Archive for January, 2014

Laptop to a Tablet Fight

Posted: January 23, 2014 in Uncategorized

It was June 18th when Microsoft surprised the world with what it deemed, their new Surface tablets; the problem is, tablet sales are skyrocketing and no one was looking for a tablet that did more.

What Microsoft introduced was not a tablet, but a new device soon to be called a “2 in 1” or in other words, Microsoft released two laptops with removable keyboards.

It’s clear that Microsoft spent a lot of time working on these two new computing devices and even when announced, still required another 6 months of backing before they would be ready to ship.

Do Microsoft’s Surface “tablets” do more than tablets from Apple, Samsung and others? Yes, they do, they have keyboards and operate in a more “PC like” horizontal, widescreen fashion. Tablets from other vendors are held in a portrait fashion and are squarer than widescreen.

Holding any Microsoft Surface in this portrait fashion is not only gives pages a “too tall feeling” but the all of the Surface devices are too heavy to hold in this upright fashion.

Again, the Surface is a laptop and not suitable as a dedicated tablet.

So while other vendors were working with Google to design tablets that users were craving, Microsoft was working internally as well as with their OEM partners to develop the “non-tablet” or what we now call a “2 in 1” device. A laptop with a removable keyboard.

Anyone who has ever tried holding a Surface in front of them for more than a few minutes knows that the designers never intended the Surface, either of the Surfaces to ever be used as a mobile tablet. It was clearly designed as a laptop where it’s weight would anchor it to a table and provide a firm location for their flexible keyboards.

Windows 8 was designed for Tablets (and works great with the Surface too)

So it’s surprising to see all the things Microsoft’s Operating Systems design team got right, when their top secret hardware group got so much wrong.

Microsoft Windows 8 and 8.1 are great touch oriented operating systems as well as solid platforms for developers and has all the 21st century features a developer could want. Windows 8.x has open APIs for 3rd party devices, solid programing languages, solid user interface cues and design metaphors that are clean, efficient and a pleasure to use.

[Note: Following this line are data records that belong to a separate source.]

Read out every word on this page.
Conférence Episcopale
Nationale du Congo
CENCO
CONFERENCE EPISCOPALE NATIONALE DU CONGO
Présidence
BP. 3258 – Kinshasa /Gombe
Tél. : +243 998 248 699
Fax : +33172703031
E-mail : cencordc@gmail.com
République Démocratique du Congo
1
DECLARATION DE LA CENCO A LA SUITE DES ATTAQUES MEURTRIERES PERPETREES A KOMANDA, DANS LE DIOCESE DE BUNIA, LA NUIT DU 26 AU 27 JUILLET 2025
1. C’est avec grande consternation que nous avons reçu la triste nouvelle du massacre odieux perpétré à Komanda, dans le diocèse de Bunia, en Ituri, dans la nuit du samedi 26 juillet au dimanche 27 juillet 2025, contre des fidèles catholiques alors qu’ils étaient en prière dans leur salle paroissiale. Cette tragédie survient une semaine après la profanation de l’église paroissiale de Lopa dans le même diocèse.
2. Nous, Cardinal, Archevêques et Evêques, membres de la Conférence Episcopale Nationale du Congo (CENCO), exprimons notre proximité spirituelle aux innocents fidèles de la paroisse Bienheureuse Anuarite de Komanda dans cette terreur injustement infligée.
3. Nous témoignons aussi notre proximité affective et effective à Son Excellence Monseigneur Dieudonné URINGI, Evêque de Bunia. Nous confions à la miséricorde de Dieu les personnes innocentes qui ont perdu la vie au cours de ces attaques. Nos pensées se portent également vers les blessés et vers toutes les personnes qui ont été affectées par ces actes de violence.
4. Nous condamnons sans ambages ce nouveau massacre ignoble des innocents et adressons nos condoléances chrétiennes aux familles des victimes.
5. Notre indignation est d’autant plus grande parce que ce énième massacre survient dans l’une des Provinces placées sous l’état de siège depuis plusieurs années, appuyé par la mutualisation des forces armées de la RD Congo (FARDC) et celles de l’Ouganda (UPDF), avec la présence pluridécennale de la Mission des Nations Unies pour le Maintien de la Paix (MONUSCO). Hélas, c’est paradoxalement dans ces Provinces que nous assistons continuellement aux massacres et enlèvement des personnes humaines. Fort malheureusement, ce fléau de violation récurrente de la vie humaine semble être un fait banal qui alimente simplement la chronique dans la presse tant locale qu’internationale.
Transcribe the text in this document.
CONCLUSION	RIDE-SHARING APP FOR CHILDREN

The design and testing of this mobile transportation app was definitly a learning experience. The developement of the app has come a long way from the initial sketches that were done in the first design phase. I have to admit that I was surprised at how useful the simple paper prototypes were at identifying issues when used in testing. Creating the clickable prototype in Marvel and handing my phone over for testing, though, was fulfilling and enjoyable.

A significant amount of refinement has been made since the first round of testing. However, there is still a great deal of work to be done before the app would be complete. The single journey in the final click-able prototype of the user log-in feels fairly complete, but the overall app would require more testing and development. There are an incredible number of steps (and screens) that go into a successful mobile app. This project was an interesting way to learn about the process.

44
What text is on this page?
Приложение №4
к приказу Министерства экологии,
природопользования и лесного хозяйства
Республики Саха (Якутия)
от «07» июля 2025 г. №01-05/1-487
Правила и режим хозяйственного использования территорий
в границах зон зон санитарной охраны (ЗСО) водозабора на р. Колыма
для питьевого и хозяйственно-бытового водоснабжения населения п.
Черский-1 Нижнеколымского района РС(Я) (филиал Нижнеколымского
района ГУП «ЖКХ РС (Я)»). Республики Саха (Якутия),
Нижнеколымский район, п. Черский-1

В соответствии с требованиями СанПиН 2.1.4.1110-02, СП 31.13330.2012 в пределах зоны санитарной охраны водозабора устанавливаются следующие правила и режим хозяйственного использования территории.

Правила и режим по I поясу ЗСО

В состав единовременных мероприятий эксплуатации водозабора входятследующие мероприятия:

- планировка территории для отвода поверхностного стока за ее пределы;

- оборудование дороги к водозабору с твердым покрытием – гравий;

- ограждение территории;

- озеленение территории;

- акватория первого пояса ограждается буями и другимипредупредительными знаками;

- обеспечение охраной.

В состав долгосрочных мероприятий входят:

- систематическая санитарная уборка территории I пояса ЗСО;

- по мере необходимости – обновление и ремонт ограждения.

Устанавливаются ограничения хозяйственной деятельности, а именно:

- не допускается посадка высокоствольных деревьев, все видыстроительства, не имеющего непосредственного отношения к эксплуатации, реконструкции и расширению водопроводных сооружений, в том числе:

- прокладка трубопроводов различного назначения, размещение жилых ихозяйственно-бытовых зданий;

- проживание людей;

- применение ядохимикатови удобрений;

Google’s Android OS which is found on most all smartphones and tablets in the world doesn’t share these strengths and has developers, OEMs and users all clamoring for some consistent rules to follow, design ques that don’t change and require developers to re-wright their apps every six months.

OEMs can’t upgrade their current and previous device models at a fast enough pace, nor can they or do they upgrade their devices because the cost to update their designs is too costly.

By the same token, Google doesn’t have the maturity required to develop standards which continue from current generation devices to the next and the next after that.

Windows Phone 7 led to Windows Phone 8 and Windows 8 and now today we have Windows 8.1. With very few exceptions, all apps written for Windows Phone as far back as 4 years ago all could still exist or co-exist with today’s more matured operating systems.

Another strength Microsoft has is again in its software. I can turn on my Surface RT or Surface 2 and out of the box, can print to my Epson or HP all in one devices that were released and end of life long before Microsoft announced Windows 8. In Windows 8 RT I could scan from my scanner too via the Windows Control Panel and today with Windows 8.1 I can use a Modern App to Scan photos or documents directly to my SkyDrive, Email or Fresh Paint.

Google’s Android and Chrome can print, but must to the “cloud first” which means you must have a) a network connection and b) an internet connection, but Google does let you use your devices camera to “scan” in documents and photos.

Apple invites vendors into its walled garden with licensing its AirPrint API, but only for customers who are big enough to afford the steep prices for these APIs. I for one, don’t like that I am paying money to Apple for their AirPrint license when I buy a new printer.

Will the Real Tablet Please Stand Up?

So, while Microsoft is still busy confusing the market with their “2 in 1” Surface devices, which I love, I am still waiting for Microsoft to release their first true tablet.

They don’t have to look too far for examples of great Windows 8/8.1 tablets, there are a multitude of new 8 inch tablets with quad-core Intel parts, and crisp IPS LED displays. They even come in 10 and 11 inch models too.

So when will Microsoft release their first tablet? I’m guessing they will release their new tablet(s) in the first half of 2014 and it will be thin, light and have a 16×10 more squarer display like the tablets running Android and iOS.

These tablets will run a version of Windows 8.1 or Windows Phone 8, but it won’t really matter which, because neither of them has enough market penetration for it to matter.

But what will matter is that now Microsoft will have brought a tablet to a tablet fight and with the support of Windows Modern Design language these new tablets will now have both the hardware and the software to take over the consumer market – a market that wants stability.

One last prediction: When these new lighter tablets are released, they will be compatible with Microsoft’s Surface keyboards, but the difference will be that the Surface 2 and Surface Pro 2 will now include the keyboard in its base price.

Tablet Distraction

So the question is, was Microsoft’s Surface enough of a “tablet distraction” for consumers and analysts while Microsoft developed their first tablet?